「インターンシップに行きたいと思っても、自分が何がやりたいのかさっぱりわからず、申し込めません」と都内の大学3年生が相談に来た。そもそも大学3年生になりたてでやりたいことが決まっている人は一握りだと思う。
当然一握りながら戦略的な人もいるにはいる。今年出会った3人の学生の戦略をまずは披露してみる。
私大理工学部4年生のAさんは小さい頃から電車が好き。鉄道会社に入るにはどうしたらよいかと考え、進路の選択をしてきた。大学の学部を選ぶ際、理系の中でも鉄道会社に入るには、線路を持つ会社なので土木学科がよいのではと考えて入学し、今年、鉄道会社に見事内定を得た。
私大経営学部4年生のBさん。アニメが好きで、高校まではアニメサークルに所属したが、描くのが仕事のアニメーターには向いていないとわかった。やりたいのは制作側だと思い、大学では演劇サークルに入って脚本、舞台監督を務めた。その活動に関心を持ってもらい、アニメ映画制作会社の面接が最終段階に来ている。
英国の大学3年生のCさん。スポーツビジネスに携わりたいと中学卒業の時に志した。高校から海外の学校に行き英語を身につけ、英国の全寮制の大学でスポーツビジネスについて学んできた。この夏は日本に帰りインターンシップに参加するという。働きたいのは日本の会社だそうだ。
なんと戦略的な学生がいることか。驚くばかりだが、これらの3人はほんの一握りの特別な人たちなので、くれぐれも自分と比較しないように。どうしてそんなに早熟なのか、こちらが聞きたいくらいである。
相談にきた3年生をはじめ、過去には戻れない。そんな多くの大学生の皆さんにインターンシップの業界選択についてアドバイスするならば、これまでの経験にひも付けて仮決定してはどうだろうか。
例えば大学のマーケティングの講義の中でケーススタディーとして取り上げた業界。サークルが運動系なら、その競技の用具メーカー。または映画好きなら映画業界、旅行、音楽業界など。

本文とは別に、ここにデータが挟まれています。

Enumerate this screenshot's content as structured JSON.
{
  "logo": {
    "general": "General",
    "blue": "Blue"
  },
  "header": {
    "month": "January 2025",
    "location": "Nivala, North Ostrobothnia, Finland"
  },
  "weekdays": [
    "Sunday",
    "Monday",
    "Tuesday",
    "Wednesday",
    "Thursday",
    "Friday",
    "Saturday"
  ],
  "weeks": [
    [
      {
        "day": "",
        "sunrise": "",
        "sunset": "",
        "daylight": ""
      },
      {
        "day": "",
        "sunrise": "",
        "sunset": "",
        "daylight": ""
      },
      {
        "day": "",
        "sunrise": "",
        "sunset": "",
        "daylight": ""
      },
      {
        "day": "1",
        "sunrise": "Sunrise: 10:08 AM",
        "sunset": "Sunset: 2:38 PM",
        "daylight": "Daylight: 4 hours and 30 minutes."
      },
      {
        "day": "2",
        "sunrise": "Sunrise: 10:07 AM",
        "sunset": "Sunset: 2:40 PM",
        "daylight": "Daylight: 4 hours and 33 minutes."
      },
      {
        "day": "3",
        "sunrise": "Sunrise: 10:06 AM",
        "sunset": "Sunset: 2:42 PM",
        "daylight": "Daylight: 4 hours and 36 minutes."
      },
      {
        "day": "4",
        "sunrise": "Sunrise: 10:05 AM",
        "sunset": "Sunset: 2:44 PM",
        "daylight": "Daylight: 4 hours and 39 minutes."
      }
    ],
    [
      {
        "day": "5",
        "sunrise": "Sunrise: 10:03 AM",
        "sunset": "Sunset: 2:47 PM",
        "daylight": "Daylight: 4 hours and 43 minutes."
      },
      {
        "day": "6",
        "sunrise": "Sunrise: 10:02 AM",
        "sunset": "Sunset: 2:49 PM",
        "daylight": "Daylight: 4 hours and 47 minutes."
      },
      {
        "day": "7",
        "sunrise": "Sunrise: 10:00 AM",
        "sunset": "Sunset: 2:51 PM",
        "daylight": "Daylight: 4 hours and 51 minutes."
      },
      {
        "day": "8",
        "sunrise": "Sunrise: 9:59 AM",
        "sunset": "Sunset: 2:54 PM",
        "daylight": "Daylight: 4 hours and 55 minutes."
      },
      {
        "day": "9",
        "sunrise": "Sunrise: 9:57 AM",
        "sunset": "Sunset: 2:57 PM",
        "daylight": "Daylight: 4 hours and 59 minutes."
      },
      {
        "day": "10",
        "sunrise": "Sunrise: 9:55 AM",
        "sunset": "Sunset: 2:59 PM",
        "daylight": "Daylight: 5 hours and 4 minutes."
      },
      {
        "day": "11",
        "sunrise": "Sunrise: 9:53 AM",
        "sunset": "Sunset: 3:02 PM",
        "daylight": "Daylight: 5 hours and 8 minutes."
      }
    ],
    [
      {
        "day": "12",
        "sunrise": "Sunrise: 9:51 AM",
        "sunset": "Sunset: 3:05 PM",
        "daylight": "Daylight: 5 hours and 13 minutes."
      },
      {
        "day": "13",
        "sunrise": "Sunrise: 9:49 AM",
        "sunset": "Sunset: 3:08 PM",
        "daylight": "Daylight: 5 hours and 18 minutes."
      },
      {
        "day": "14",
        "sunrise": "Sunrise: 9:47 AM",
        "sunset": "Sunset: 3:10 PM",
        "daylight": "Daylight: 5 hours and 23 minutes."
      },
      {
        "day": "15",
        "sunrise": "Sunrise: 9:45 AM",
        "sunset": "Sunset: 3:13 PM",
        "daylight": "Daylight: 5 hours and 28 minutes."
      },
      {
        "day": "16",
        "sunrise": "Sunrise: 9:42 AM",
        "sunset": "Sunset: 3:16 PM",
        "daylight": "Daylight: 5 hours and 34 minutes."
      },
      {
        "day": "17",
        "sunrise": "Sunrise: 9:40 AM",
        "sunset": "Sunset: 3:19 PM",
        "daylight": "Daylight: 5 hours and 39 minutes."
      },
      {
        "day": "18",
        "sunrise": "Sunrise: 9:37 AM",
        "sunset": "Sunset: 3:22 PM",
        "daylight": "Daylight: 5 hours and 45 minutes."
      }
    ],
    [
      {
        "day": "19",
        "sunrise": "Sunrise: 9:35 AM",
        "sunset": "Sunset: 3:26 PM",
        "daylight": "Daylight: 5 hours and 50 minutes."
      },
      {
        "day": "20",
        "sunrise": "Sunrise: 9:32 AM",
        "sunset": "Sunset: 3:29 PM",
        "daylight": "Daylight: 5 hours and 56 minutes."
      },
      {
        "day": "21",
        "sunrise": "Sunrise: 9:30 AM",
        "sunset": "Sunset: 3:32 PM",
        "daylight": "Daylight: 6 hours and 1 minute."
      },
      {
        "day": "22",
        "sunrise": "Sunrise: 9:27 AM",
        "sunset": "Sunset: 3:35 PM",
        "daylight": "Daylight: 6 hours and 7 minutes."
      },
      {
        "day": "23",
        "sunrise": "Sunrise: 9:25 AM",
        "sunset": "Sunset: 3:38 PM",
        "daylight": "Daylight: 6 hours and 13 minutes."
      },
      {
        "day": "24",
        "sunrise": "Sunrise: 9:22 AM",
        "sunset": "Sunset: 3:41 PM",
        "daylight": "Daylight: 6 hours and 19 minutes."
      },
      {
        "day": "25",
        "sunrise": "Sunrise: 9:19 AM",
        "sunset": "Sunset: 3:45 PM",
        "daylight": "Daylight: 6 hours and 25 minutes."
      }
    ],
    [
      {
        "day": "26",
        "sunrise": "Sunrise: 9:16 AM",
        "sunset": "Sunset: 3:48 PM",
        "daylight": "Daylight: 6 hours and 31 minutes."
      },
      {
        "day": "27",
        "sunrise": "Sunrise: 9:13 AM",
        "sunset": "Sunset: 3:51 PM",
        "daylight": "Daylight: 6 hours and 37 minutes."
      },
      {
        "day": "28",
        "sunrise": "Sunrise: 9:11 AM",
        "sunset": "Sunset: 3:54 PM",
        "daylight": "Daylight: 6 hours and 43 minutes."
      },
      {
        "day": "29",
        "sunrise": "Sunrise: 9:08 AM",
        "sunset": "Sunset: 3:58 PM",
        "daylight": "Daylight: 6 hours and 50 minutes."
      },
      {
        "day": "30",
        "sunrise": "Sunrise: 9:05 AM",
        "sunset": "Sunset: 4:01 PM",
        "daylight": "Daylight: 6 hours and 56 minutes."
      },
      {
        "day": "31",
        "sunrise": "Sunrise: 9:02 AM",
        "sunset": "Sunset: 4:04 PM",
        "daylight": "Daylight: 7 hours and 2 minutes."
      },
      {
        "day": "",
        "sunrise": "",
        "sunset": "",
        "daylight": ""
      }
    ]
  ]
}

もちろん趣味は簡単には仕事にはできないものだが、最終的に入れるかどうかは別として、チャレンジしてみる価値はある。少なくとも本番の就活の前にインターンシップでチャレンジしてみてほしい。
または身近な先輩が入っている業界も検討しよう。学科の先輩、サークルの先輩がどのようにその経験を就活に生かしたのかを聞いてみよう。
ガクチカ(学生時代に力を入れたこと)や自己PR、志望動機のエピソードが豊富で志望先と関連付けることができれば、会社側にも関心を持ってもらいやすい。